Fotoğraflarından koleksiyon yaptığını ve genç yaşta fotoğrafçılık yapmak isteyenlere fotoğrafları ile ilham kaynağı olmak isteyen Fotoğraf Sanatçısı Arif Gülenç, koleksiyonunu çıkarmanın mutluluğunu yaşıyor. Fotoğrafçılığın fotoğraf ile iç içe diyalog kurarak gerçekleşmesi gerektiğini ifade eden Gülenç, “Fotoğrafları çekerken fotoğraflar ile diyalog kurun ve iç içe olun ki fotoğrafa renk katabilin. Ben hep bu şekilde ilerledim ve hayatıma renk kattım. Bu yaşıma kadar Karadeniz de ve özellikle Fatsa da çok sayıda fotoğraf çektim. Fotoğraflarımdan bir koleksiyon yaptım. Böyle bir koleksiyonu çekmenin bir fotoğrafçı için büyük keyif olduğunu söylemek isterim. Doğa,fotoğraf ve ışığı birleştirerek, çektiğim fotoğraflarda, bir insanın portresi ile bir moda eserinin portresinin birleşimi, büyüleyici bir görsel sonuç yaratıyorum. Bu nedenle, bu koleksiyonu ölümsüzleştirmek benim için bir rüya gibiydi. Ben bunu gerçekleştirdim ve çok mutluyum.
Son olarak fotoğrafçılık okuyan, fotoğrafa ilgisi olan gençlere, genç yaşta başarıya ulaşmış bir fotoğrafçılara şunları söylemek isterim. Genç fotoğrafçılara çok yalın bir tavsiyem var. Fotoğrafçılık bir anlatım biçimidir, bir lisandır. Bir şeyi en duygulu, en güzel ve en öz şekilde anlatabilmek için kendinize has olan bir öyküye odaklanmaktır.

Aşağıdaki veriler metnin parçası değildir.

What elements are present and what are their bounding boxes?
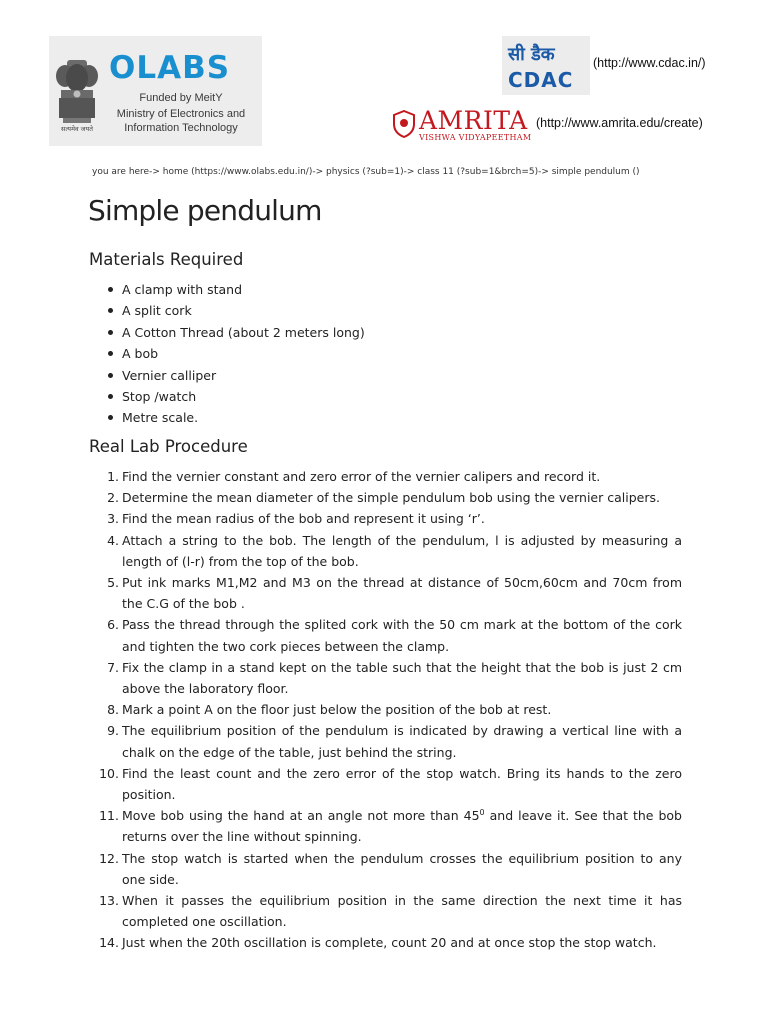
breadcrumb[interactable]: you are here-> home (https://www.olabs.edu.in/)-> physics (?sub=1)-> class 11 (?sub=1&brch=5)-> simple pendulum () bbox=[92, 167, 640, 177]
step-text: When it passes the equilibrium position in the same direction the next time it has completed one oscillation. bbox=[122, 893, 682, 930]
procedure-step bbox=[90, 508, 682, 529]
step-text: The equilibrium position of the pendulum is indicated by drawing a vertical line with a chalk on the edge of the table, just behind the string. bbox=[122, 723, 682, 760]
procedure-step bbox=[90, 572, 682, 614]
ministry-line-1: Ministry of Electronics and bbox=[116, 108, 246, 120]
procedure-step bbox=[90, 699, 682, 720]
step-text: Find the vernier constant and zero error of the vernier calipers and record it. bbox=[122, 469, 601, 484]
step-text: Fix the clamp in a stand kept on the table such that the height that the bob is just 2 cm above the laboratory floor. bbox=[122, 659, 682, 697]
step-number: 3. bbox=[107, 511, 119, 527]
cdac-latin-text: CDAC bbox=[508, 68, 574, 92]
amrita-name: AMRITA bbox=[419, 106, 528, 135]
materials-heading: Materials Required bbox=[89, 250, 244, 269]
step-text: Just when the 20th oscillation is complete, count 20 and at once stop the stop watch. bbox=[122, 935, 657, 951]
amrita-subtitle: VISHWA VIDYAPEETHAM bbox=[419, 133, 532, 142]
material-item: Stop /watch bbox=[90, 386, 365, 407]
step-text: The stop watch is started when the pendulum crosses the equilibrium position to any one side. bbox=[122, 850, 682, 887]
materials-list bbox=[90, 279, 365, 429]
step-number: 6. bbox=[107, 617, 119, 633]
procedure-step bbox=[90, 487, 682, 508]
material-item: A bob bbox=[90, 343, 365, 364]
cdac-link[interactable]: (http://www.cdac.in/) bbox=[593, 56, 706, 70]
procedure-step bbox=[90, 763, 682, 805]
procedure-heading: Real Lab Procedure bbox=[89, 437, 248, 456]
step-text: Find the least count and the zero error of the stop watch. Bring its hands to the zero position. bbox=[122, 765, 682, 803]
procedure-step bbox=[90, 848, 682, 890]
page-title: Simple pendulum bbox=[88, 194, 322, 227]
material-item: Metre scale. bbox=[90, 407, 365, 428]
step-number: 13. bbox=[99, 893, 119, 909]
amrita-seal-icon bbox=[392, 110, 416, 138]
material-item: Vernier calliper bbox=[90, 365, 365, 386]
step-text: Determine the mean diameter of the simple pendulum bob using the vernier calipers. bbox=[122, 490, 660, 506]
step-number: 2. bbox=[107, 490, 119, 506]
ministry-line-2: Information Technology bbox=[124, 122, 238, 134]
step-text: Mark a point A on the floor just below the position of the bob at rest. bbox=[122, 702, 552, 718]
step-number: 14. bbox=[99, 935, 119, 951]
step-number: 1. bbox=[107, 469, 119, 484]
procedure-step bbox=[90, 890, 682, 932]
step-number: 9. bbox=[107, 723, 119, 739]
procedure-step bbox=[90, 932, 682, 953]
step-number: 8. bbox=[107, 702, 119, 718]
material-item: A Cotton Thread (about 2 meters long) bbox=[90, 322, 365, 343]
funded-by-text: Funded by MeitY bbox=[139, 92, 223, 104]
procedure-step bbox=[90, 657, 682, 699]
procedure-step bbox=[90, 530, 682, 572]
material-item: A split cork bbox=[90, 300, 365, 321]
step-text: Put ink marks M1,M2 and M3 on the thread at distance of 50cm,60cm and 70cm from the C.G of the bob . bbox=[122, 575, 682, 612]
step-number: 11. bbox=[99, 808, 119, 824]
step-number: 7. bbox=[107, 659, 119, 675]
procedure-step bbox=[90, 720, 682, 762]
olabs-brand: OLABS bbox=[109, 50, 231, 86]
step-number: 12. bbox=[99, 850, 119, 866]
emblem-motto: सत्यमेव जयते bbox=[61, 125, 93, 133]
step-text: Attach a string to the bob. The length of the pendulum, l is adjusted by measuring a length of (l-r) from the top of the bob. bbox=[122, 532, 682, 569]
cdac-hindi-text: सी डैक bbox=[508, 44, 555, 65]
procedure-step bbox=[90, 614, 682, 656]
step-text: Move bob using the hand at an angle not more than 45 bbox=[122, 808, 480, 824]
cdac-logo[interactable] bbox=[502, 36, 590, 95]
procedure-step bbox=[90, 805, 682, 847]
step-text: Find the mean radius of the bob and represent it using ‘r’. bbox=[122, 511, 485, 527]
step-superscript: 0 bbox=[479, 808, 485, 818]
olabs-logo[interactable] bbox=[49, 36, 262, 146]
procedure-list bbox=[90, 466, 682, 954]
step-text-continued: and leave it. See that the bob returns over the line without spinning. bbox=[122, 808, 682, 845]
step-number: 5. bbox=[107, 575, 119, 591]
step-number: 10. bbox=[99, 765, 119, 781]
step-number: 4. bbox=[107, 532, 119, 548]
procedure-step bbox=[90, 466, 682, 487]
step-text: Pass the thread through the splited cork with the 50 cm mark at the bottom of the cork and tighten the two cork pieces between the clamp. bbox=[122, 617, 682, 654]
amrita-link[interactable]: (http://www.amrita.edu/create) bbox=[536, 116, 703, 130]
material-item: A clamp with stand bbox=[90, 279, 365, 300]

Fotoğraf sanattır fotoğrafçı da sanatçıdır. Kendi seslerini bulmaya çalışan genç meslektaşlarıma, kişisel projeleri için çok uzaklardaki düşüncelere odaklanmak yerine kendi hayatlarını ve duygusal dokunuşlarını yansıtan projelerle ilgilenmelerini öneririm. Ünlü yönetmen Spielberg bu konuyu çok güzel bir şekilde ifade etmiş: “İyi fikirler kalbine fısıldar, ancak onları duyabilmek için kulak vermeniz gerekir.” Fotoğrafa ne kadar kulak vererek fotoğrafı görürsek fotoğraf o kadar güzel olur.” dedi.